Alors Zeus, le Dieu de tous les Dieux, n'apprécia guère cette ignorance. Il se sentait menacé et avait peur d'être renversé par ces créatures. Il choisit donc de détruire leur bonheur en les séparant, ainsi ils étaient moins forts et donc moins dangereux.
Ce fut une réussite pour Zeus car ces créatures se virent séparées de leur moitié. Elles se sentaient désormais incomplètes et ne cherchaient qu'une chose : se retrouver.
J'ai trouvé cette théorie très intéressante car elle expliquerait d'autant plus la place de l'amour. La quête de son âme sœur est centrale dans la vie pour se sentir pleinement soi-même et plus fort. Et à en croire nombre d'œuvres romantiques, la place des âmes sœurs est toujours présente même si parfois non mentionnée. Une infinité de possibilités s'offre à nous pour aborder ce sujet.
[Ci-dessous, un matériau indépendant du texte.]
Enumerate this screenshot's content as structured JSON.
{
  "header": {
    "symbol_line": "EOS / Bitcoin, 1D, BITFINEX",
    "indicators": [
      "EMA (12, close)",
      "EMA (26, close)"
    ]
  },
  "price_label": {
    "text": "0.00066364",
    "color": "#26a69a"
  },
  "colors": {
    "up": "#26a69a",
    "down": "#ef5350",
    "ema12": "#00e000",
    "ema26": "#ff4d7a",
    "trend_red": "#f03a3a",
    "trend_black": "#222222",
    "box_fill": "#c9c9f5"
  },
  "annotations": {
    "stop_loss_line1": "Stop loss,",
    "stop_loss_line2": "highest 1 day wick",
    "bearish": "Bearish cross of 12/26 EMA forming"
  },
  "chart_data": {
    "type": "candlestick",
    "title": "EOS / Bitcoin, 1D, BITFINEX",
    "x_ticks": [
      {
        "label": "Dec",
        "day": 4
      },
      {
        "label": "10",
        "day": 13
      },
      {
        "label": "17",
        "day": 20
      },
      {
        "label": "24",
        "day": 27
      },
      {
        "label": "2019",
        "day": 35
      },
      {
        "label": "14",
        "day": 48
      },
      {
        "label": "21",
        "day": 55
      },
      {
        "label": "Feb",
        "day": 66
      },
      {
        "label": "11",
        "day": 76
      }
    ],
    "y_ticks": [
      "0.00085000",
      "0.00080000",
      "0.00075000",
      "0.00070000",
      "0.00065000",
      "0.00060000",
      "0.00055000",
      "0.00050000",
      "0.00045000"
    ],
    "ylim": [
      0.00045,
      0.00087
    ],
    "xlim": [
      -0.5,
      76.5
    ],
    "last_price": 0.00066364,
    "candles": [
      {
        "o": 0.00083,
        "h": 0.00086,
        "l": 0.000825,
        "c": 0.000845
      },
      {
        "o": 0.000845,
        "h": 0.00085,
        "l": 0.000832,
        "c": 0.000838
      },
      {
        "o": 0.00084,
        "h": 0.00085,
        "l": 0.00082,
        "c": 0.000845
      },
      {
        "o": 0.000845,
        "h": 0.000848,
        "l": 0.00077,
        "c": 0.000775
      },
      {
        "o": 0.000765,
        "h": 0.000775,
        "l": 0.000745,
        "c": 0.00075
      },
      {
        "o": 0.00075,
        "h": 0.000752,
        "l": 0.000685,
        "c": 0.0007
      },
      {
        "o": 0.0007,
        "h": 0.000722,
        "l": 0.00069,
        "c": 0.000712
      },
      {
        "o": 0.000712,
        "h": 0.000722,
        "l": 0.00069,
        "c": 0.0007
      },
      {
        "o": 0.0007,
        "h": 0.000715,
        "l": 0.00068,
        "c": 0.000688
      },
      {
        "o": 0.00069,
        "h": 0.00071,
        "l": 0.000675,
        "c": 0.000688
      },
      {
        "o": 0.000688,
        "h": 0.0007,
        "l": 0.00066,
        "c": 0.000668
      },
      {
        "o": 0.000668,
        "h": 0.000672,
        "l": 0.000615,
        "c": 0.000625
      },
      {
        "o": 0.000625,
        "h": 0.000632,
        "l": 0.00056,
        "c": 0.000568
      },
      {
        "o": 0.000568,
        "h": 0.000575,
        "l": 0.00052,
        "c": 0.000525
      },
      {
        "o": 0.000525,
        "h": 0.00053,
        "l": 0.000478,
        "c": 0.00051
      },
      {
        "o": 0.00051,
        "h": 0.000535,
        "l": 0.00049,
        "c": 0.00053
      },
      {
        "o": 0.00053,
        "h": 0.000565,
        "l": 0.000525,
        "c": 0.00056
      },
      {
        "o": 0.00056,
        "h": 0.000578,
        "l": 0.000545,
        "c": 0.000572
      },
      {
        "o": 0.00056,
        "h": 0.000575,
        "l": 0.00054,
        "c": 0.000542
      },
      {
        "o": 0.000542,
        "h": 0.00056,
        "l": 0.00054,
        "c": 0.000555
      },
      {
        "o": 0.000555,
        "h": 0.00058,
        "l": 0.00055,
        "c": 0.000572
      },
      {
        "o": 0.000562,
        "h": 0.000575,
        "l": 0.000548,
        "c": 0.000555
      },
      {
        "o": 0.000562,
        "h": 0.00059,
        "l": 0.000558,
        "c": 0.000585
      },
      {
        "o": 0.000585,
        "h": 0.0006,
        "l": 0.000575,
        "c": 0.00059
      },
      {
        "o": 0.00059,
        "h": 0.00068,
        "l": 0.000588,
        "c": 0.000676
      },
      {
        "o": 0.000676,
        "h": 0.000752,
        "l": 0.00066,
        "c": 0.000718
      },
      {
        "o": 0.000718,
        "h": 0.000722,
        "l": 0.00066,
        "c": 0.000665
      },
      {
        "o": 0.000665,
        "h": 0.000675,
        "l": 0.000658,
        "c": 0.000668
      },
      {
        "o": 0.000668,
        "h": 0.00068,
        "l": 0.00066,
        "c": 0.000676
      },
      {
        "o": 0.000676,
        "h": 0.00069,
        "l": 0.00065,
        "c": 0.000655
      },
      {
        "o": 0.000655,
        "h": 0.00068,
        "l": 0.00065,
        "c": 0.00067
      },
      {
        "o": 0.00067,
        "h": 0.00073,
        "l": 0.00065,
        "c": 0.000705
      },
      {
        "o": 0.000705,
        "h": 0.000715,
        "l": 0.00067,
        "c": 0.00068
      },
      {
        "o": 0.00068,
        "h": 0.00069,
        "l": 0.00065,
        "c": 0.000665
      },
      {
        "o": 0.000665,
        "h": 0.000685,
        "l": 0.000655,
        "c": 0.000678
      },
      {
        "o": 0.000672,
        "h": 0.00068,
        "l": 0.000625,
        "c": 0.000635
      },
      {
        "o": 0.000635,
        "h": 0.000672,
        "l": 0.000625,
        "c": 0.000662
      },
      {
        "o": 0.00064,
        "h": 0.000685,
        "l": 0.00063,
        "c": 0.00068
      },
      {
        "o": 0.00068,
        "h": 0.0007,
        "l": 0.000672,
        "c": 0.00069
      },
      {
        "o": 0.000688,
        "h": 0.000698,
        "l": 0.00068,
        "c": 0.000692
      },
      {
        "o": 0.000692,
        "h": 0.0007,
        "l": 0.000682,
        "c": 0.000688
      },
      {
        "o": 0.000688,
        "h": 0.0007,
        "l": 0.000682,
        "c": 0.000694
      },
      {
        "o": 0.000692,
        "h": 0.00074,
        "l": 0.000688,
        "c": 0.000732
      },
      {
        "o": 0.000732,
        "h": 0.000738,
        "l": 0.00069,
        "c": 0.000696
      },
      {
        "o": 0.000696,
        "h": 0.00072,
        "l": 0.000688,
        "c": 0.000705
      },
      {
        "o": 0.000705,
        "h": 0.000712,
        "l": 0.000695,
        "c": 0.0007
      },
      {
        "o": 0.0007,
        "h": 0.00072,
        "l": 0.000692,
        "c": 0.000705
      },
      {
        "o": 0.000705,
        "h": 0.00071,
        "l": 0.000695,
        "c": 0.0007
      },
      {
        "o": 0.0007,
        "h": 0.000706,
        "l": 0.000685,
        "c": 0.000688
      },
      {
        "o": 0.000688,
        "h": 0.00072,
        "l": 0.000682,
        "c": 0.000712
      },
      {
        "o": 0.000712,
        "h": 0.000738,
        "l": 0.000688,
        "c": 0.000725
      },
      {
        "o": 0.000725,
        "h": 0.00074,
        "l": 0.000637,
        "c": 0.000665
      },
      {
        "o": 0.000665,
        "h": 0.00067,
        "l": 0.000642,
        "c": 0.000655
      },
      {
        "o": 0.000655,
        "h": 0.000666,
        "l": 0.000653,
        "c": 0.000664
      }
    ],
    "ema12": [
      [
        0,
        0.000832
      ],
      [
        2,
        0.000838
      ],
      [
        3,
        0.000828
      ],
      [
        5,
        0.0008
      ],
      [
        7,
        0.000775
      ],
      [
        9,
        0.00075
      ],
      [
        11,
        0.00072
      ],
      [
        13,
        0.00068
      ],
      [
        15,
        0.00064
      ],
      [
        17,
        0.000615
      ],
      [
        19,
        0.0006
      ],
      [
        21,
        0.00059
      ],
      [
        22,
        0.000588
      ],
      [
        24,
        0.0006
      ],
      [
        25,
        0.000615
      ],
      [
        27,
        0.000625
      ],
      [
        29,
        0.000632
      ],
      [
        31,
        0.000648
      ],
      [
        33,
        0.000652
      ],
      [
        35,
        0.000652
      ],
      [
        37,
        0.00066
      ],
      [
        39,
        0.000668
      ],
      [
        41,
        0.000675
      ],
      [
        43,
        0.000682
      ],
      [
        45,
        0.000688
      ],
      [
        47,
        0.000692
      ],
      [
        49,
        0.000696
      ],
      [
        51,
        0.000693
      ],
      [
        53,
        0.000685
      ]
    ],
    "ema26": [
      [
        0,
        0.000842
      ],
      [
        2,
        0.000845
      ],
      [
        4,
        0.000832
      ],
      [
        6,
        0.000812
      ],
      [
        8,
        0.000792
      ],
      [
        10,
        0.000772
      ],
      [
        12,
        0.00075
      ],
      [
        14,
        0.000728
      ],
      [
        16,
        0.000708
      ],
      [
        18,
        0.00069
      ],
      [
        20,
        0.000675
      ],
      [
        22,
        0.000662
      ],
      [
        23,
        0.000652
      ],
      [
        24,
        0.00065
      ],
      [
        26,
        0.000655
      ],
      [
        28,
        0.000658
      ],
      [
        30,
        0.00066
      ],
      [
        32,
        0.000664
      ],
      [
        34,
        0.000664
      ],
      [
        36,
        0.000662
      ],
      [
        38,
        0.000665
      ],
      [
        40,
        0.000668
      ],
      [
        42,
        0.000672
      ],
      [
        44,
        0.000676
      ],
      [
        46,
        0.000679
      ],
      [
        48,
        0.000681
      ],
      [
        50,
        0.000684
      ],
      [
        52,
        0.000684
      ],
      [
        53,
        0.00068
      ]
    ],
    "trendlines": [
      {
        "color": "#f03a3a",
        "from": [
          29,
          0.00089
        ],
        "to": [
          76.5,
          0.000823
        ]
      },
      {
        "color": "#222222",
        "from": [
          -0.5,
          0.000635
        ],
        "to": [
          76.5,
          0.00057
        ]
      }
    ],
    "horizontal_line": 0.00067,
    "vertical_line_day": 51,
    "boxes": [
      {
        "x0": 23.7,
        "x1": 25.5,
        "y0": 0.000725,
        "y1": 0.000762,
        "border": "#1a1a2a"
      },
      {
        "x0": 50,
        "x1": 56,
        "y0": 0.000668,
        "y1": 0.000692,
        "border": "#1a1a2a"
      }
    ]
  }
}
-Parfait., répondit son professeur les mains croisées et il paraissait boire ses paroles., Et selon vous est-ce une théorie ou un fait ?
-D'après moi, l'histoire reste une théorie. Les mythes enjolivent ou dramatisent toujours la réalité. Mais j'aime croire que les âmes sœurs sont un fait, certaines moitiés n'ont juste pas la chance de retrouver la leur.
-D'accord, tout cela reste subjectif bien entendu. Je vous remercie pour cet excellent travail, Miss Hale. Nous sommes heureux de vous compter parmi nous., termina son professeur de philosophie.
-Merci beaucoup, Miss Hale. A lundi.
-Merci à vous. Au revoir. »
D'un dernier sourire et pleinement satisfaite, Camelia sortit de la salle. Elle n'avait plus qu'à rentrer à son appartement pour raconter son oral à toute sa famille.
Elle pensa une dernière fois aux âmes sœurs, Alice lui avait promis qu'elle trouverait la sienne – elle l'avait vue.